Today Unmitigated England takes a very tentative step into the past and over the border. The reason is that I read this weekend of the passing of one of my clients at 90, namely Ena Baxter of the eponymous Baxters of Speyside. With her husband Gordon, who died aged 95 in 2013, they ran one of the most successful family businesses in the kingdom. As Martin Vander Weyer wrote in the current Spectator: "Gordon was an irascible chap- 'independent as hell' as he said- who ran the business founded by his grocer grandfather in a frugal style, free of debt and scornful of modern management fripperies, that was very much the tradition of the region, shared by some of the great malt whisky distilleries and such homely enterprises as Walkers Shortbread and Aberlour'. (I also did a job for the latter's distillery. Which was fun.)

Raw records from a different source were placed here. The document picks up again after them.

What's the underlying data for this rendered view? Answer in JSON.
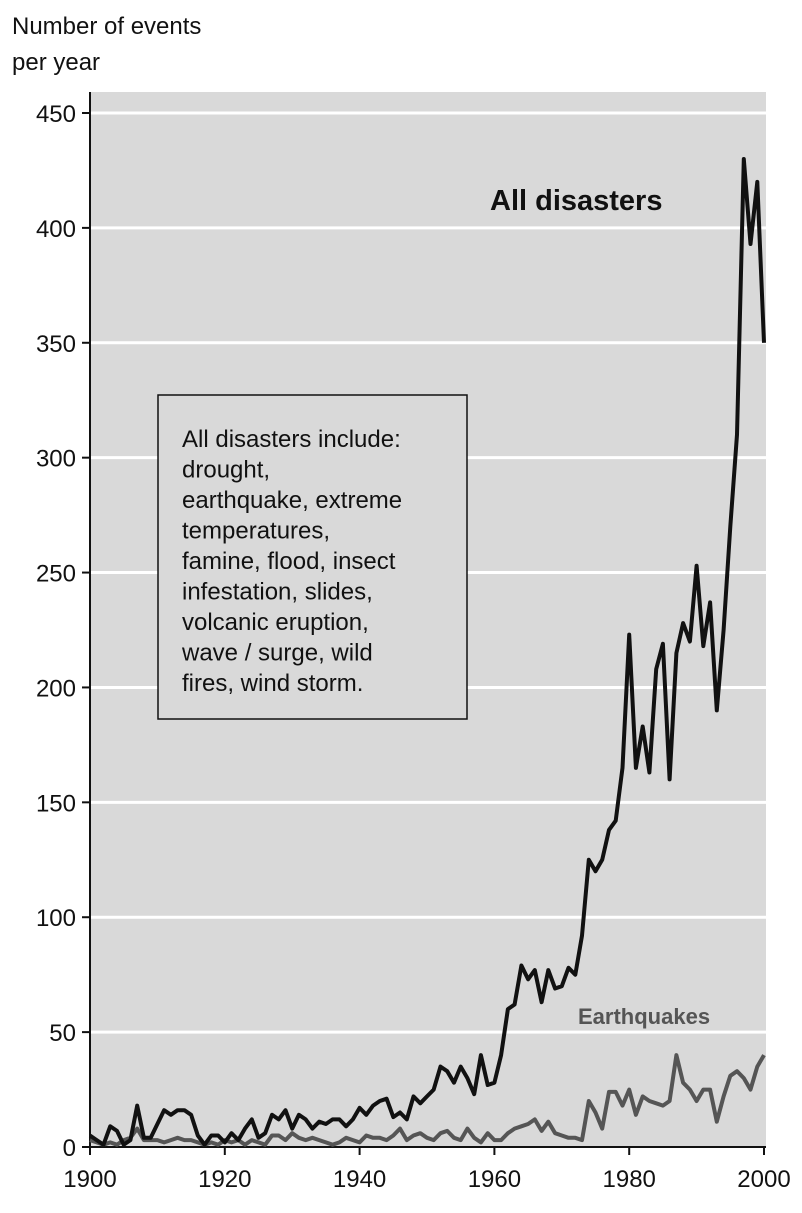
{
  "chart_data": {
    "type": "line",
    "y_axis_label": [
      "Number of events",
      "per year"
    ],
    "x": [
      1900,
      1901,
      1902,
      1903,
      1904,
      1905,
      1906,
      1907,
      1908,
      1909,
      1910,
      1911,
      1912,
      1913,
      1914,
      1915,
      1916,
      1917,
      1918,
      1919,
      1920,
      1921,
      1922,
      1923,
      1924,
      1925,
      1926,
      1927,
      1928,
      1929,
      1930,
      1931,
      1932,
      1933,
      1934,
      1935,
      1936,
      1937,
      1938,
      1939,
      1940,
      1941,
      1942,
      1943,
      1944,
      1945,
      1946,
      1947,
      1948,
      1949,
      1950,
      1951,
      1952,
      1953,
      1954,
      1955,
      1956,
      1957,
      1958,
      1959,
      1960,
      1961,
      1962,
      1963,
      1964,
      1965,
      1966,
      1967,
      1968,
      1969,
      1970,
      1971,
      1972,
      1973,
      1974,
      1975,
      1976,
      1977,
      1978,
      1979,
      1980,
      1981,
      1982,
      1983,
      1984,
      1985,
      1986,
      1987,
      1988,
      1989,
      1990,
      1991,
      1992,
      1993,
      1994,
      1995,
      1996,
      1997,
      1998,
      1999,
      2000
    ],
    "series": [
      {
        "name": "All disasters",
        "color": "#111111",
        "values": [
          5,
          3,
          1,
          9,
          7,
          1,
          3,
          18,
          4,
          4,
          10,
          16,
          14,
          16,
          16,
          14,
          5,
          1,
          5,
          5,
          2,
          6,
          3,
          8,
          12,
          4,
          6,
          14,
          12,
          16,
          8,
          14,
          12,
          8,
          11,
          10,
          12,
          12,
          9,
          12,
          17,
          14,
          18,
          20,
          21,
          13,
          15,
          12,
          22,
          19,
          22,
          25,
          35,
          33,
          28,
          35,
          30,
          23,
          40,
          27,
          28,
          40,
          60,
          62,
          79,
          73,
          77,
          63,
          77,
          69,
          70,
          78,
          75,
          92,
          125,
          120,
          125,
          138,
          142,
          165,
          223,
          165,
          183,
          163,
          208,
          219,
          160,
          215,
          228,
          220,
          253,
          218,
          237,
          190,
          225,
          270,
          310,
          430,
          393,
          420,
          350
        ]
      },
      {
        "name": "Earthquakes",
        "color": "#555555",
        "values": [
          3,
          2,
          1,
          2,
          1,
          3,
          4,
          8,
          3,
          3,
          3,
          2,
          3,
          4,
          3,
          3,
          2,
          1,
          2,
          1,
          3,
          2,
          3,
          1,
          3,
          2,
          1,
          5,
          5,
          3,
          6,
          4,
          3,
          4,
          3,
          2,
          1,
          2,
          4,
          3,
          2,
          5,
          4,
          4,
          3,
          5,
          8,
          3,
          5,
          6,
          4,
          3,
          6,
          7,
          4,
          3,
          8,
          4,
          2,
          6,
          3,
          3,
          6,
          8,
          9,
          10,
          12,
          7,
          11,
          6,
          5,
          4,
          4,
          3,
          20,
          15,
          8,
          24,
          24,
          18,
          25,
          14,
          22,
          20,
          19,
          18,
          20,
          40,
          28,
          25,
          20,
          25,
          25,
          11,
          22,
          31,
          33,
          30,
          25,
          35,
          40
        ]
      }
    ],
    "annotation": [
      "All disasters include:",
      "drought,",
      "earthquake, extreme",
      "temperatures,",
      "famine, flood, insect",
      "infestation, slides,",
      "volcanic eruption,",
      "wave / surge, wild",
      "fires, wind storm."
    ],
    "xlim": [
      1900,
      2000
    ],
    "xticks": [
      1900,
      1920,
      1940,
      1960,
      1980,
      2000
    ],
    "ylim": [
      0,
      450
    ],
    "yticks": [
      0,
      50,
      100,
      150,
      200,
      250,
      300,
      350,
      400,
      450
    ],
    "grid": true
  }
}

I met Gordon and Ena with my colleagues at the Baxter's Moray factory fastness in Fochabers, in order to present ideas for new chutney jars and labelling. My designs were stared at intently, and I received a very stern telling off from the indomitable Ena for daring to suggest a faux stone jar as one of the options. "You have to be able to see the product" she said, waving a metaphorical wooden spoon at me, probably the one she used to personally dip into vats. Ena was right, but the ones you see were adopted. They needed tweeking, so a couple of weeks later I found myself early in the morning in a private wood panelled room for breakfast in Brown's Hotel in Albemarle Street off Piccadilly. I think they were both in kilts, but that may be my fevered imaginings. I put the revised jars on the mantelpiece for them to view. They were both so welcoming and kind, and very positive about their new jars. It was one of the most pleasurable jobs I'd worked on; for the jars and labelling obviously, but also for that very rare thing. To be able to work directly with a pair of household names face-to-face, instead of staring at the fluorescent lights in a focus group meeting. I shall go and buy a tin of cock-a-leekie for my lunch.
Footnote: The illustrations of the fruit and veg were beautifully executed by Andrew Riley.